2021 GLRM 306

Single-cell Analysis of Prenylation in Mammalian Cells via Mass Cytometry

Zoe Maxwell¹, maxwe235@umn.edu, Heather M. Brown¹, Kiall F. Suazo¹, Elyse Krautkramer¹, Kevin Liu¹, Mark D. Distefano³, Edgar A. Arriaga². (1) Chemistry, University of Minnesota Twin Cities, Minneapolis, Minnesota, United States (3) Univ of Minnesota, Minneapolis, Minnesota, United States

Mass cytometry has become an important single-cell analysis tool due to its ability to measure over 40 parameters simultaneously through the detection of metal isotopes by ICP-MS. Traditional reporters for mass cytometry are antibodies linked with polymers that chelate metal isotopes often from the lanthanide series. Only using antibody reporters in experiments limits what targets can be detected in the cell. To expand the questions that can be answered using mass cytometry, there is a need to develop additional reporters for important cellular components. In this work, a novel probe and reporter method has been established to track changes in prenylation with mass cytometry. Prenylation is an essential post-translational modification which is the enzyme mediated attachment of an isoprenoid to proteins to facilitate correct localization and signaling. Disruption of prenylation has been indicate in multiple diseases such as progeria and Alzheimer’s. To track changes in prenylation, a farnesyl diphosphate analog containing a terminal alkyne is incorporated into cells during culture. After harvest, fixation and permeabilization the cells then undergo a copper catalyzed click reaction to attach a reporter containing a terminal azide and chelating a terbium ion. The intensity of terbium after the cells go through the mass cytometer can then be related back to level of prenylation in each cell.
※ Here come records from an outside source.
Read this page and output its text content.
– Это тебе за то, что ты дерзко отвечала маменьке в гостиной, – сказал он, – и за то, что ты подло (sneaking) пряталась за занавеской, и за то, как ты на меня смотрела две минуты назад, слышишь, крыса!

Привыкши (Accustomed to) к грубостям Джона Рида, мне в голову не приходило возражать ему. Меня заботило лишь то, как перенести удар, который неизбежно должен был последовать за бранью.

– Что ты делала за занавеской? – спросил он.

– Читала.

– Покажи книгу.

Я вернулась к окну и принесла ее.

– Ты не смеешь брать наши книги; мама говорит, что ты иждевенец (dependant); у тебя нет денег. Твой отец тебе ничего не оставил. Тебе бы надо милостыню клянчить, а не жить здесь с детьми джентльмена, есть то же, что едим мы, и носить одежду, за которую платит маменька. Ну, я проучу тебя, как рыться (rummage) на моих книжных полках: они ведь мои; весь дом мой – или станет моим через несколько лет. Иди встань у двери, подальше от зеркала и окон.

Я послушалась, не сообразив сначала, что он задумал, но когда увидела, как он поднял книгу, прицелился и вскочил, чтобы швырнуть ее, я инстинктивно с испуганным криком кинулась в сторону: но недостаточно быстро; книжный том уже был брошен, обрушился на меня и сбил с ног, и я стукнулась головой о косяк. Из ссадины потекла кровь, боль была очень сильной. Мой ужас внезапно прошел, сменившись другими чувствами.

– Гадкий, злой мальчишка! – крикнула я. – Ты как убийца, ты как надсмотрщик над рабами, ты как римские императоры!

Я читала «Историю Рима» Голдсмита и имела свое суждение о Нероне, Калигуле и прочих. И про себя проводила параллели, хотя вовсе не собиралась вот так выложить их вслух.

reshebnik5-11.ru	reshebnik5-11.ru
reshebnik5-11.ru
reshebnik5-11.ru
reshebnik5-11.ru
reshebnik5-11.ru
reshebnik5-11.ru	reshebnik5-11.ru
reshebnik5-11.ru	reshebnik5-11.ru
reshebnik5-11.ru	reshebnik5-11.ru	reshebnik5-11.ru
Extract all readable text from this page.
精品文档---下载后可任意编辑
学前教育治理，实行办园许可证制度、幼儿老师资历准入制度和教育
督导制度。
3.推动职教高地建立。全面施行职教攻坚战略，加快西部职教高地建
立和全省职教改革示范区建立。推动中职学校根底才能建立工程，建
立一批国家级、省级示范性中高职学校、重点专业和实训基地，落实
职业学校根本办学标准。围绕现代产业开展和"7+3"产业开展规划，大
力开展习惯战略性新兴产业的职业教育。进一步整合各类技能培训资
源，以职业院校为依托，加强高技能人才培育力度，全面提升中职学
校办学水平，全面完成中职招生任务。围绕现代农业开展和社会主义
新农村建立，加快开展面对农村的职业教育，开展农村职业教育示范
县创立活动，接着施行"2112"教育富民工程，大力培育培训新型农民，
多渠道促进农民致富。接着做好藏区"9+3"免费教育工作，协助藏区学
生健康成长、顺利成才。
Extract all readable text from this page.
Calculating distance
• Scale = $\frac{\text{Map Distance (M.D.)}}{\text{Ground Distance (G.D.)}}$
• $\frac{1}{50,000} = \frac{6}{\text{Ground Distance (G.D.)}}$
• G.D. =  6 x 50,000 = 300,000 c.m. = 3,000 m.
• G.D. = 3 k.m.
A non-specific binding reporter similar in structure to the terbium reporter has also been included in this method to track non-specific binding in the cells. To demonstrate applicability, the method has been successfully applied in two cell culture models of reduced autophagy function. In the future, this novel method can be used to investigate changes in prenylation levels in cellular models of disease, aging and after pharmaceutical treatments. Development of this technique has expanded the available cellular targets that can be investigated by mass cytometry and opened the door to expansion of similar reporters for other post-translational modifications or functional measurements.